Terrorizing Kids About Climate Change
One of the most vivid memories of my Cold War childhood was of my dad tucking me into bed one night at the height of tensions with Russia.
I asked my father what would happen if we went to war and the Russians won.
“They’ll make us their slaves,” he said calmly, turning out the light. “Now good night, sweet dreams.”
Sweet dreams? Of what, me milking Siberian cows and clipping the toenails of Nikita Khrushchev?
Talk of nuclear war was everywhere in those days and neighbors argued about the morality of building fallout shelters. For instance, what would you do if you had the only shelter on the street and all of your friends were trying to get in as the bombs were dropping, but you only had enough supplies for your immediate family?
“We’ll just die in the blast,” my father declared, when my mother asked if we should start digging. “That would be better than sitting in a smelly tomb for months eating Ritz crackers.”
If it came right down to it, I preferred Russian slavery to death, but didn’t dare voice that opinion to my father.
I’m reminded of this because people of my generation know a thing or two about public hysteria and what it does to kids. So trust me when I say that brainwashing youngsters with doomsday scenarios of global warming is not good for them.
The left needs to cut it out, stop using kids as surrogates for their radical agenda and accept responsibility for upticks in suicide and depression in youngsters as a result of their scare campaign.
Fans of the HBO series “Big Little Lies” - a show about five neurotic Monterey, CA mothers and their children - will remember the episode in the second season where one of the precocious second graders had an anxiety attack in class and had to be hospitalized. Turned out she was severely stressed over climate change, which was being preached in the classroom.
The mother, played by Laura Dern, stormed the school and lectured the principal and teacher for terrifying the children.
I was surprised by the episode, a rare instance of Hollywood toying with the notion that climate panic is overblown and that perhaps frightening kids is unhealthy.

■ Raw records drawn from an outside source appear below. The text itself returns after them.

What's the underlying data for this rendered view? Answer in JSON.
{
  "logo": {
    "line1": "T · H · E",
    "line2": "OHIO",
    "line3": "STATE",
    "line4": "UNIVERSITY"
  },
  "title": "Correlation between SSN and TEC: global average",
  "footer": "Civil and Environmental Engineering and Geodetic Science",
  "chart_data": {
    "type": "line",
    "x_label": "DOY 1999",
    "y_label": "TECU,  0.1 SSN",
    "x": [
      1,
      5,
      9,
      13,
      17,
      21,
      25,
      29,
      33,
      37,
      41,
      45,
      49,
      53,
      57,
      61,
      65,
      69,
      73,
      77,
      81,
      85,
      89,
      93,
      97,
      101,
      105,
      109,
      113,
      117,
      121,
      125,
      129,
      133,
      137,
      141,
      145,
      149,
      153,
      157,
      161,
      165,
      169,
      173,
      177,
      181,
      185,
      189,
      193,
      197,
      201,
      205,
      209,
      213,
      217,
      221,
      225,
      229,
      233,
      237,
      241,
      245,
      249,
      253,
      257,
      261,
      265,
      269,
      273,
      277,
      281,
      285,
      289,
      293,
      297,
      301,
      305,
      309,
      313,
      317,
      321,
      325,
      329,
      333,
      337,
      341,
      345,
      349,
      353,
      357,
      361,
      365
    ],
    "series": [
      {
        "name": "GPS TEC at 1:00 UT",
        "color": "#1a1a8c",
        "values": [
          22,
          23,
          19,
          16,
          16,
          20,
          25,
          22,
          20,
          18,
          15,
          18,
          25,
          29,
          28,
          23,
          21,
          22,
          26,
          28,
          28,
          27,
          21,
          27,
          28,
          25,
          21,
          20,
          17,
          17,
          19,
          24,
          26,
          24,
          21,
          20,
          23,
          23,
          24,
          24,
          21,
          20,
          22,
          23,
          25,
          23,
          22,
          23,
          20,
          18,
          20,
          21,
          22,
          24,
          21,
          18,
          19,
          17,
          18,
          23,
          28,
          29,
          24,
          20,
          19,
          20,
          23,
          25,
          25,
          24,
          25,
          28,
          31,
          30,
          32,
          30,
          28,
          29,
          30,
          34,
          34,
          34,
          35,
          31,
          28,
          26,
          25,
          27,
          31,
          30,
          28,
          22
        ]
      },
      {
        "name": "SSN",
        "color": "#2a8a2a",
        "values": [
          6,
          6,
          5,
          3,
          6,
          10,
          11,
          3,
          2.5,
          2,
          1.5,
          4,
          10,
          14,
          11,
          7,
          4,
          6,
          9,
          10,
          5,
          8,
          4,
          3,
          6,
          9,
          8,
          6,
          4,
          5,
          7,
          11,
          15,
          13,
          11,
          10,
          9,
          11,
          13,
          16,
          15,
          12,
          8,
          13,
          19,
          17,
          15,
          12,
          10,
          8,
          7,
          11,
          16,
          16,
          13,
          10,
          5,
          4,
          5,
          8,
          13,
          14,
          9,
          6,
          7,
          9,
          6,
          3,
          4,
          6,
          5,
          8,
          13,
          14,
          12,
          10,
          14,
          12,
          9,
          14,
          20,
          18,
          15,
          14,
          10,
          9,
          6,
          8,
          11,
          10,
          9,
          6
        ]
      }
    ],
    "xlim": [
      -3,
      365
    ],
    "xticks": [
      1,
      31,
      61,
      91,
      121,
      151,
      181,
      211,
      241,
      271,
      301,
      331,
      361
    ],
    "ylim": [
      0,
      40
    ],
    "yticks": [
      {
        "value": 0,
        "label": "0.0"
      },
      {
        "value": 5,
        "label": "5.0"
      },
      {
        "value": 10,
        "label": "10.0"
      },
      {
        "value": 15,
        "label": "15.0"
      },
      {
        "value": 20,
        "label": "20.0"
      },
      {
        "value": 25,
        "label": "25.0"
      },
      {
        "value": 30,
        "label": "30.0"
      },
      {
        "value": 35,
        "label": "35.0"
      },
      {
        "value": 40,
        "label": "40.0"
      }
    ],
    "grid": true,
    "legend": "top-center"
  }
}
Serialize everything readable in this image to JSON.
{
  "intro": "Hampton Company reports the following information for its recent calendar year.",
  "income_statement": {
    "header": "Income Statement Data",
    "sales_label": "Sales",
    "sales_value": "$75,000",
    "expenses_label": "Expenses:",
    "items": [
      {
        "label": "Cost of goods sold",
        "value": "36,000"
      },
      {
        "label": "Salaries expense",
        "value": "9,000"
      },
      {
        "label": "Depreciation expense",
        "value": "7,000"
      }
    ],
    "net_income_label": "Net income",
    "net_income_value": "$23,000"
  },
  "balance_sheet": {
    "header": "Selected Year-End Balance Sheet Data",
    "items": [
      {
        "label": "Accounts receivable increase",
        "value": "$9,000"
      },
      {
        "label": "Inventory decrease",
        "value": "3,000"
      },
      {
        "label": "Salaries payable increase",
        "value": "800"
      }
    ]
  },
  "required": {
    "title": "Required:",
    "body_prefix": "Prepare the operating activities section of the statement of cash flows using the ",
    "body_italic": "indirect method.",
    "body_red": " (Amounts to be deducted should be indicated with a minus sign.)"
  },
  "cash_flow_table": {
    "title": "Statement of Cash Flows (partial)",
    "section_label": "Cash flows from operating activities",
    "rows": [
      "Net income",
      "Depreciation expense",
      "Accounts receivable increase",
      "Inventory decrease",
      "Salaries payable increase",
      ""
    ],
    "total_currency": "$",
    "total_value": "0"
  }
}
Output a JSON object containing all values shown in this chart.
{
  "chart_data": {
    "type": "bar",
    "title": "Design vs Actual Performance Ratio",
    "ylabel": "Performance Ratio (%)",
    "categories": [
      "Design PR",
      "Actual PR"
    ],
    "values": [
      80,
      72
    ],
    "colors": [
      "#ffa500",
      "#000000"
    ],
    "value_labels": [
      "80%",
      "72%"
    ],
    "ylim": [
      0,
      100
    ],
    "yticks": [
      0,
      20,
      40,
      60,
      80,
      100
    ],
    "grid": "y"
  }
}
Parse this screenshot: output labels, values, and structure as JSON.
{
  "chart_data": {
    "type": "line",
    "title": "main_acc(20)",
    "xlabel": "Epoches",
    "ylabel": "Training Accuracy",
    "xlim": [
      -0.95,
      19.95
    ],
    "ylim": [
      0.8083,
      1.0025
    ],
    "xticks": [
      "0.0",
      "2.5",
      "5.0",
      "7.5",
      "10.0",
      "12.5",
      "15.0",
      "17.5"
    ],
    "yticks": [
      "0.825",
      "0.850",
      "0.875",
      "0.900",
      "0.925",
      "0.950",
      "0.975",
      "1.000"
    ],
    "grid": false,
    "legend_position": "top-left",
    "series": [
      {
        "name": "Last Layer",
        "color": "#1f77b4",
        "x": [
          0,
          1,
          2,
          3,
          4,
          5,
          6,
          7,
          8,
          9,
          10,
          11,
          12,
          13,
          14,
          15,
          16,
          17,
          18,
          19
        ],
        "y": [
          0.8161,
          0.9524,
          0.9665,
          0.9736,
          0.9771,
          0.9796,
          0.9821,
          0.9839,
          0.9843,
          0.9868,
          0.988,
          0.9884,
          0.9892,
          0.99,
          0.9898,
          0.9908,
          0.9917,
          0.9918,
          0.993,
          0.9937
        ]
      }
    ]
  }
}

Which brings us, not just to the Swedish girl who’s being treated like some sort of climate Rasputin by the left, but to the fevered, apocalyptic fear-mongering that’s going on in public schools and elsewhere.
It is possible to believe the climate is changing without buying into the hype that we’ll all be dead in 12 (or 20, 50 or 100) years.
During Friday’s climate strike millions of kids reportedly skipped school to protest plastic straws and meat and capitalism and fossil fuels and greenhouse gases and all the other things that supposedly have brought humanity to the brink of destruction. In some school districts, superintendents offered to sign absentee slips for kids who wanted to miss class, outraging some parents who wanted their offspring in school, not on the streets..
Then there was yesterday’s speech to world leaders at the UN by the young Swede who we’ve been told is exempt from criticism because she suffers from anxiety disorders and Asperger’s.
I don’t pick on kids anyway, so I will say only this: I feel sorry for her and for other children who have had their childhoods nuked by manipulative parents, politicians, teachers and other hysterics.
While it makes for dramatic television to have a child angrily scolding adults who have given her a world filled with modern medicine, healthy foods, technology, vaccines and a life expectancy that is decades longer than her ancestors, it is simply heartbreaking to see someone so winsome and young be so distraught, pessimistic and afraid.
The future is bright. She just doesn’t know it yet. Neither did we during the Cold War.